When the diagnosis of Asperger Syndrome is presented according to ICD-10 criteria, the Childhood Asperger Syndrome Test represents a useful instrument in confirming the diagnosis, having a diagnosis rate of 87.25% among the patients confirmed by ICD-10. It seems, however, that this test can also return a great number of false positives. In the group presented in this study, 75% of the patients that did not meet the ICD-10 criteria for Asperger Syndrome scored higher than the cut- off limit of this scale. Moreover, the CAST scores did not vary significantly among the range of pathologies. These results confirm once again that the symptoms of Asperger Syndrome can be present in a wide variety of psychiatric conditions, and that an accurate diagnosis requires the simultaneous usage of ICD-10/ DSM-IV-TR criteria and standardized scales for diagnosis and screening.
Even if the social interaction deficits of Asperger patients may lead to their isolation, given their real deficits in carrying on conversations, in establishing friendships, in scholar and work place collectivity integration, their general functioning level is an average one. In the studies group, this level is situated at the middle of the CGAS scale (51-60 points), most of the subjects displaying a variable functioning with sporadic difficulties or symptoms in several but not all social areas. Though the clinical severity of the syndrome is, probably, negatively correlated with the functioning level, the total number of specific symptoms grouped as a total CAST score has not proven to have a proportional relationship with the functioning CGAS score.

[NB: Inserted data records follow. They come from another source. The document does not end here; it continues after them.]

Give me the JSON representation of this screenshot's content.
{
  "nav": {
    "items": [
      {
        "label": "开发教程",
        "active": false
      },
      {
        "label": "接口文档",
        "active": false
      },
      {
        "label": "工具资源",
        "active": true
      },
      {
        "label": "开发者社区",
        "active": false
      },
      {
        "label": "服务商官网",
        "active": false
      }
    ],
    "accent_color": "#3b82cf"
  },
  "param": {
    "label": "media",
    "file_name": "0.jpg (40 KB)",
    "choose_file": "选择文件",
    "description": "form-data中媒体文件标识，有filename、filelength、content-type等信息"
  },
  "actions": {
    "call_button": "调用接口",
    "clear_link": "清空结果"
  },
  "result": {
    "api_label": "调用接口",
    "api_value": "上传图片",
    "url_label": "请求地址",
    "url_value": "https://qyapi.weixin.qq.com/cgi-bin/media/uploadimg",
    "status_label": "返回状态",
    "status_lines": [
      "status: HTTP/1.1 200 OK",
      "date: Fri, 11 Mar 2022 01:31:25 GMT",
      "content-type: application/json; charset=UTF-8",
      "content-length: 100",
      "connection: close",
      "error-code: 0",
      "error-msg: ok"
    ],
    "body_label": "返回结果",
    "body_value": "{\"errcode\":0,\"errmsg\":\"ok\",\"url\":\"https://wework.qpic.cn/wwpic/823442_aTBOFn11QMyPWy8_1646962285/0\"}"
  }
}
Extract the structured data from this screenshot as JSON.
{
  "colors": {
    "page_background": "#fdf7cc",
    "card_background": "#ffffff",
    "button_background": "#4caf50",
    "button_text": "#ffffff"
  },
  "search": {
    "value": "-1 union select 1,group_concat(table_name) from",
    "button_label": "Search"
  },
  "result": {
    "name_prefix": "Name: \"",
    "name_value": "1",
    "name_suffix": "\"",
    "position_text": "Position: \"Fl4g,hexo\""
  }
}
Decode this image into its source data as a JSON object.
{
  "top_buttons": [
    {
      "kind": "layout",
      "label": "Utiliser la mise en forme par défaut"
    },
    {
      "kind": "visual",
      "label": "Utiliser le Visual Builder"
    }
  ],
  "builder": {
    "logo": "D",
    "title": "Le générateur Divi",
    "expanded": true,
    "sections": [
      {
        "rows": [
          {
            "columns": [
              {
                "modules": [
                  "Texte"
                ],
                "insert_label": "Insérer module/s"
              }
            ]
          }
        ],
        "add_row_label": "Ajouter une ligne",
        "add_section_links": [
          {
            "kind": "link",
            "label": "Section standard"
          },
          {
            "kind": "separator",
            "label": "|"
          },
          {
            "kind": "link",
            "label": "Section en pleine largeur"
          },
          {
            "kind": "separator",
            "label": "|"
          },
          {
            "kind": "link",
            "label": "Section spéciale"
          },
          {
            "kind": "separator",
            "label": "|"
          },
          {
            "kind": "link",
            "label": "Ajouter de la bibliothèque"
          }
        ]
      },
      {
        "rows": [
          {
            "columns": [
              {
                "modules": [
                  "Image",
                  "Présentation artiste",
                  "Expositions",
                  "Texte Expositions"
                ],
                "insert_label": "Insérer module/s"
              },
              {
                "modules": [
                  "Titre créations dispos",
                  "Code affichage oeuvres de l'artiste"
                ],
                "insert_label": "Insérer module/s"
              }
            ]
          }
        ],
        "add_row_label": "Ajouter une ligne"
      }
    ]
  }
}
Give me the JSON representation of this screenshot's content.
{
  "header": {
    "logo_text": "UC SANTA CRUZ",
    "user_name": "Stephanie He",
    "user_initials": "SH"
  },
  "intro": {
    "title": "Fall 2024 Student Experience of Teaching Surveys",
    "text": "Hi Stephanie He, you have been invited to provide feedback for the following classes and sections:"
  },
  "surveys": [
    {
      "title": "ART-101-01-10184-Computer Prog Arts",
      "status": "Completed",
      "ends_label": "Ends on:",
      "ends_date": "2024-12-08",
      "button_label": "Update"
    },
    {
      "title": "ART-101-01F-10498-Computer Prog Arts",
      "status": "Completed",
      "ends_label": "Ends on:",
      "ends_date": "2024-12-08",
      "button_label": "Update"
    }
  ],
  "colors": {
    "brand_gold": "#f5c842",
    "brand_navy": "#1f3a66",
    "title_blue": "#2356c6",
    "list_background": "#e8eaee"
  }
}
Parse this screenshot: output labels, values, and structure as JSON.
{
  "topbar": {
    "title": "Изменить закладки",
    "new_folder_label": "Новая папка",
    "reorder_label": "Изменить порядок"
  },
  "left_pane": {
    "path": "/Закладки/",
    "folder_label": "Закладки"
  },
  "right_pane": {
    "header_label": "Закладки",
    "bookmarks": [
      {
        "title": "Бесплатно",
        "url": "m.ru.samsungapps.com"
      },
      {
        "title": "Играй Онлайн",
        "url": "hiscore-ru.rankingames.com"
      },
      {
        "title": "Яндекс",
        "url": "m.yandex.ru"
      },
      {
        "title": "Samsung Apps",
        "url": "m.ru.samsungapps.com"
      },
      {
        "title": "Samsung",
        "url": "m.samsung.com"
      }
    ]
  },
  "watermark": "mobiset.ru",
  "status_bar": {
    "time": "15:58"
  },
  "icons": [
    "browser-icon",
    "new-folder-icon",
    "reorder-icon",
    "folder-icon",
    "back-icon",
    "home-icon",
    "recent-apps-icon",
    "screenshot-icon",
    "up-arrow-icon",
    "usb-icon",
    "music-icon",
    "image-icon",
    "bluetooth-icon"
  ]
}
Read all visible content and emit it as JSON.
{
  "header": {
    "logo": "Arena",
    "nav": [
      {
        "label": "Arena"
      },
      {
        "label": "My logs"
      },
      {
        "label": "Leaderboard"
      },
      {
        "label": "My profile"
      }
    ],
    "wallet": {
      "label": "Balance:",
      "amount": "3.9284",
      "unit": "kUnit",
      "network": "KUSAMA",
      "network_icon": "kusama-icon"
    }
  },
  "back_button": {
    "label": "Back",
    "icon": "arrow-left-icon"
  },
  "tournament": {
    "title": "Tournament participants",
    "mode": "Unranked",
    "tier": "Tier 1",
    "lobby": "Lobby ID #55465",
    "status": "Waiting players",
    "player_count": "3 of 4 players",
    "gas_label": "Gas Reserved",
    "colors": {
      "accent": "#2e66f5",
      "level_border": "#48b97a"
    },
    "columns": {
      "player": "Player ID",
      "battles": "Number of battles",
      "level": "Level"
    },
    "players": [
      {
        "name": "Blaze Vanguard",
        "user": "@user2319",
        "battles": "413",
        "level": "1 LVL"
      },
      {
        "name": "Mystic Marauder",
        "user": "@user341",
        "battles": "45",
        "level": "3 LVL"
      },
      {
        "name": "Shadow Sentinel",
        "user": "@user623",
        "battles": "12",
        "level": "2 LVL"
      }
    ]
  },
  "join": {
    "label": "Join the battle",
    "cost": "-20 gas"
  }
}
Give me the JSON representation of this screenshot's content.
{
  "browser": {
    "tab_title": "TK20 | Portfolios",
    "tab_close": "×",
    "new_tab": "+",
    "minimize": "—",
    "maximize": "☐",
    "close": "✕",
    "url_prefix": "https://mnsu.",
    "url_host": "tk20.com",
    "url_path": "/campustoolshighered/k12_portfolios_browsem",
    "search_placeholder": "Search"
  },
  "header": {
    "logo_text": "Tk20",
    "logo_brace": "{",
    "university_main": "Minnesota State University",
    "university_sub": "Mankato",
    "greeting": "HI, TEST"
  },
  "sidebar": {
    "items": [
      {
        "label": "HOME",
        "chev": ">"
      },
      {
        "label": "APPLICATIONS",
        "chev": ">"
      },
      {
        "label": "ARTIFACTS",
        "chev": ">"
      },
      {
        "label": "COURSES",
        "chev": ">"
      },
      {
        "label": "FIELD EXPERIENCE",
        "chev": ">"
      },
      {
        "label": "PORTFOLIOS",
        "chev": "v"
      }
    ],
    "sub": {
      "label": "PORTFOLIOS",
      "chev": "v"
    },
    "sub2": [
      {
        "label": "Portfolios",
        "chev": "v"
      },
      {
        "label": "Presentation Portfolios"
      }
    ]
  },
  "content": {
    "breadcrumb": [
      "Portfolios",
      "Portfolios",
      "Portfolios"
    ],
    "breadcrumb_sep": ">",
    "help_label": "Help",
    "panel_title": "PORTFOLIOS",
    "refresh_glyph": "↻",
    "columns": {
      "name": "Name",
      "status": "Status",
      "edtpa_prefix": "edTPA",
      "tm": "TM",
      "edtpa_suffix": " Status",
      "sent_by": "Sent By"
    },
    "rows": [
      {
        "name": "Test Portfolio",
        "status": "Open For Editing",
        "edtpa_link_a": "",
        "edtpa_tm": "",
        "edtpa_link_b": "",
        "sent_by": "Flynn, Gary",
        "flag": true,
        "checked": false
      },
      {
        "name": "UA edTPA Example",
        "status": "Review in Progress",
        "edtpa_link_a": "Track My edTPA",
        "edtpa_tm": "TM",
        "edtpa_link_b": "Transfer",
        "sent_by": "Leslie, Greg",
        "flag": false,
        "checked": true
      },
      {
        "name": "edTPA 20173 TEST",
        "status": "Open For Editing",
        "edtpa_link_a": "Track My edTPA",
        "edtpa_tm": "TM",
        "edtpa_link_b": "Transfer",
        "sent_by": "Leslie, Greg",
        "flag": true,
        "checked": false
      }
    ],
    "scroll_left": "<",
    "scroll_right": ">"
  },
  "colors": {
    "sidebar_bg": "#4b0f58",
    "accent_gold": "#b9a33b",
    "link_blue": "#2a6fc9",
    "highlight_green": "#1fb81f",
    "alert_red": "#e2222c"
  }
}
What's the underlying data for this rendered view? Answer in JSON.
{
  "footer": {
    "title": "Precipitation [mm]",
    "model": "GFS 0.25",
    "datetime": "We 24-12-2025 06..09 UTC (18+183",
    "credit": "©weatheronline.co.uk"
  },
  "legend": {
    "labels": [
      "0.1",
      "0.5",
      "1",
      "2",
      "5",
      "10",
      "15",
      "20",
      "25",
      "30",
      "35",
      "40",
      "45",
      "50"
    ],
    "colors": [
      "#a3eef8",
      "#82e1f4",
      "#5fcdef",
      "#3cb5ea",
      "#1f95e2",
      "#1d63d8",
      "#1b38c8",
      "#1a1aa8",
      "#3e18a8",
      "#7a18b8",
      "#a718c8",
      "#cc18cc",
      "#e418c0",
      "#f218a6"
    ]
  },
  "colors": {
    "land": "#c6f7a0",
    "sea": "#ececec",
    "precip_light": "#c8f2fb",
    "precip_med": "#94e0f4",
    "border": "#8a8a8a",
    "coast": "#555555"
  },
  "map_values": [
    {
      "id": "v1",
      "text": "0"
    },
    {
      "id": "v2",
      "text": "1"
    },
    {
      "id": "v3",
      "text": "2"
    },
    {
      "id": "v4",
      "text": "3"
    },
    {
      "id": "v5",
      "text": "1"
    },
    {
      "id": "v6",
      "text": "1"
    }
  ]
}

When faced with an adolescent who exhibits clinical traits such as social isolation, depressed mood, aggressive outbursts, lack of friendships and solitary lifestyle, social inadequacy, school maladjustment or dropout, affective flattening, peculiar and narrow interests, the Asperger Syndrome is one of the main diagnostic suspicions, together with schizophrenia and depressive episodes. Another problem of diagnosing this syndrome is the high occurrence of comorbidities, especially mood and anxiety disorders. The general level of social functioning of Asperger Syndrome patients is, most of the times, an average one. This can delay their coming to a specialized consult, thus having a negative impact upon the early intervention, which is necessary in Asperger Syndrome.